Karle took a picture of her eyes for this piece.  The fabric & objects represent many of things in her life that make up who she is. She came across a school project for teen girls that had them collage their body/self-image from pictures cut out of magazines.  The concept intrigued Karle.  She went to the internet to find pictures to use for parts of her face with the concept that she desired it to be cartoonish. Karle used tea-dyed fabric, hand dyed fabric, commercial fabrics, handspun natural-dyed yarn, buttons & charms, felt, colored pencils, crayon rubbings.  Karle quoted "In life, if we are fortunate, we surround ourselves with the things that we love.  We label ourselves with these.  I have depicted that in this piece with as many things that came to mind as I had representative fabric or other objects.  I envisioned my image to be cartoonish, to portray humor in life."

Tuesday, March 1, 2022

 We were able to meet in person again for our February meeting.  We did a hybrid meeting;  some members were there in person and some joined us via zoom.  

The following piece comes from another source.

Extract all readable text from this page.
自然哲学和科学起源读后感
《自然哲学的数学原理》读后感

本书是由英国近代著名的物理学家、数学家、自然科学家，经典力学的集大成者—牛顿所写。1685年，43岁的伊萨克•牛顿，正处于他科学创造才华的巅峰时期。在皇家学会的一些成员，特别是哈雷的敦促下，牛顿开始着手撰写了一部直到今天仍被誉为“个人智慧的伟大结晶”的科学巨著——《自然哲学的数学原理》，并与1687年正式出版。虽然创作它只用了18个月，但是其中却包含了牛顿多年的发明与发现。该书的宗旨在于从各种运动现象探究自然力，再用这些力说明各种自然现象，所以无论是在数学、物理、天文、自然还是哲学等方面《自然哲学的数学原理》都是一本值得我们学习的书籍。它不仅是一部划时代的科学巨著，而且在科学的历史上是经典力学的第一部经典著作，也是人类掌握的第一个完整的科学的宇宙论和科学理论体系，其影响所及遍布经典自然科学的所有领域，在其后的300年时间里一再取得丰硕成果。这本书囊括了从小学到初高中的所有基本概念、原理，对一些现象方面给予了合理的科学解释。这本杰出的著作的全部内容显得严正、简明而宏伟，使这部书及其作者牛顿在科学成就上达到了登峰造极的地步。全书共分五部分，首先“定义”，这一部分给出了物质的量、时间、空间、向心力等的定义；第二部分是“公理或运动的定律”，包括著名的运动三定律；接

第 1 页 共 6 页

Our very own Lynda Lasich gave us a lecture on what Quilt Show Judges look for.  It was very informative.

Show & Tell

"Box of Chocolates" by
Stephanie Bennett-Strauss

"Journal Quilt" by
Stephanie Bennett Strauss

"Tumbling Pots" by
Marie Brower

by Shelli Fried

"Cerulean Seascape"
by Lynn Tubbe
Close Up

This is Lynn's entry for SAQA's, "Prism Play" call for entries.  The concept is to display long & narrow quilts in the expanded colors of the prism.  Lynn got her color card and wanted to salute the ocean's majesty.  She used hand dyed and commercial cottons, cheesecloth and scrim.  She also painted netting and scrim.  Manipulating, shaping and stitching the scrim and cheesecloth into wave shapes proved to be a challenge.

by Jan Reed

by Jan Reed

Jan Reed shared a couple of quilts that were originally revealed via zoom.  She was finally able to share in person because they're back from the Houston show.

"Bloom in the Darkness"
by Kathryn Madison

Kat wanted to create a fantasy place with a story to include only original images of her doodled flowers, birds and bugs.  She used cotton, silk, organza, watercolor blocks, lumiere paint & oil pastels.  The stitching was done with cotton, poly, monofilament and metallic threads.  There's also hand embroidery floss, Kevlar and silk ribbon.  It's embellished with Szwarsvski crystals and beads. The quilt was created for a story:  It is midnight in the fantasy forest.  The rare bioluminescent Lunamore flowers open to the rays of the full monn, sending their intoxicating fragrance through the trees.  The nocturnal Pollen Birds and bugs flock to the feast.  As they feed, they spread iridescent pollen from flower to flower.  By sunrise the Lunamore flowers will be dark and closed and the birds and bugs will be gone.  She strongly does not recommend using oil pastels on art quilts.  Even when heat set three times, it flaked away as quilted, causing fine dust across the quilt front.